AA: The magnificent exhibitions based on the collections of the Association of Finnish Fine Arts Foundations (STSY) have been among the most exhilarating surveys into the history of Finnish art in recent times. I have been especially fond of the four chronological exhibitions at Amos Anderson Art Museum put on display since 2007 and the accompanying wonderful SKS books. Many essential but hard-to-see works that belong to the art collections of mighty foundations were shown in contexts of inspired curatorial approaches.

Work? belongs to the same series of explorations. Now the approach is thematic, and there is bite in the vision of Jyrki Siukonen the curator. We witness the history of Finnish work starting with traditional hard work, often represented by cinematic lumberjacks captured by many key artists, even including a pop art style interpretation by Unto Pusa as late as 1960 when lumberjacks still existed but were rapidly vanishing.
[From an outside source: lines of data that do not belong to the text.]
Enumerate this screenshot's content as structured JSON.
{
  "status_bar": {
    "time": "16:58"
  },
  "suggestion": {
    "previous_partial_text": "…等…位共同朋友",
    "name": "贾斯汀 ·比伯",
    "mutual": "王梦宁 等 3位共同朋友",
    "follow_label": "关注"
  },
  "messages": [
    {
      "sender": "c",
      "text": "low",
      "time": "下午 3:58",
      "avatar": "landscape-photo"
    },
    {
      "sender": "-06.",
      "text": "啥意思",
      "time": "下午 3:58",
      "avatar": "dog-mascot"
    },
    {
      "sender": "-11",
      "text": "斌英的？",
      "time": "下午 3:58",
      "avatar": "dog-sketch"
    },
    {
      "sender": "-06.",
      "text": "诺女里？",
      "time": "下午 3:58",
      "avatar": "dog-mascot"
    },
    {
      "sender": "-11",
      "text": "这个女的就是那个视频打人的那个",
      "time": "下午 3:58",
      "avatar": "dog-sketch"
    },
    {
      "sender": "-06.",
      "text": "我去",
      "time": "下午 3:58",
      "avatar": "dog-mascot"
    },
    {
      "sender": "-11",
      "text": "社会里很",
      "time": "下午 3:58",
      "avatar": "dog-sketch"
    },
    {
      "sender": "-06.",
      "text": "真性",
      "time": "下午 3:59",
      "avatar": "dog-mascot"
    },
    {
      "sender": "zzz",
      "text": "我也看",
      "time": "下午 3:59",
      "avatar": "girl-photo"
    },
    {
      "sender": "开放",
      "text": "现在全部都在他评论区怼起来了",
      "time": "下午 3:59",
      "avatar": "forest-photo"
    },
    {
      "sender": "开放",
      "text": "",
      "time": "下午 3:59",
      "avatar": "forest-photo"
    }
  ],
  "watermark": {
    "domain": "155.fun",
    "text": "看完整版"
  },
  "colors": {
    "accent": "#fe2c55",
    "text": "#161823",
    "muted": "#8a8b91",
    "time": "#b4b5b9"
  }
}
We proceed to today's precariat - the MacJobs with low pay and no security in our post-industrial societies. Precariousness is hitting more and more severely even such recently lucrative fields as design and advertising. Works relevant to this theme include Jussi Valtakari's Feissari / Face-to-Face Fundraiser (sculpture from linden and watercolour, 2014). There is also an audio montage on today's dreary reality on the labour market.

Among the most startling works exhibited is Aarne Nopsanen's Keskiviikkokerho / The Wednesday Club (oil on canvas, 1959, 210x261 cm, UPM-Kymmene Cultural Foundation) showing the financial and political elite of Finland, including the President of the Republic. One could write a book on the painting. Depicted are some of the most important dramatis personae in the history of the republic, some of their stories reaching back to the period before the independence. It is an essential vision of power in Finnish art. There is a mystery in this painting which represents Capital in this exhibition about Work. How can such a chilling auto-portrait have been commissioned by the powers-that-be themselves?

It is refreshing to see classic works in a context like this. Alwar Caven's Kehtolaulu / Lullaby (1921, oil on canvas) belongs to the works displaying women's work. Juho Rissanen's Seppä / The Blacksmith (1907, oil on canvas) is powerful and elemental. Aimo Tukiainen's Hitsaaja / The Welder (1976, bronze) is an expression of the joy of work.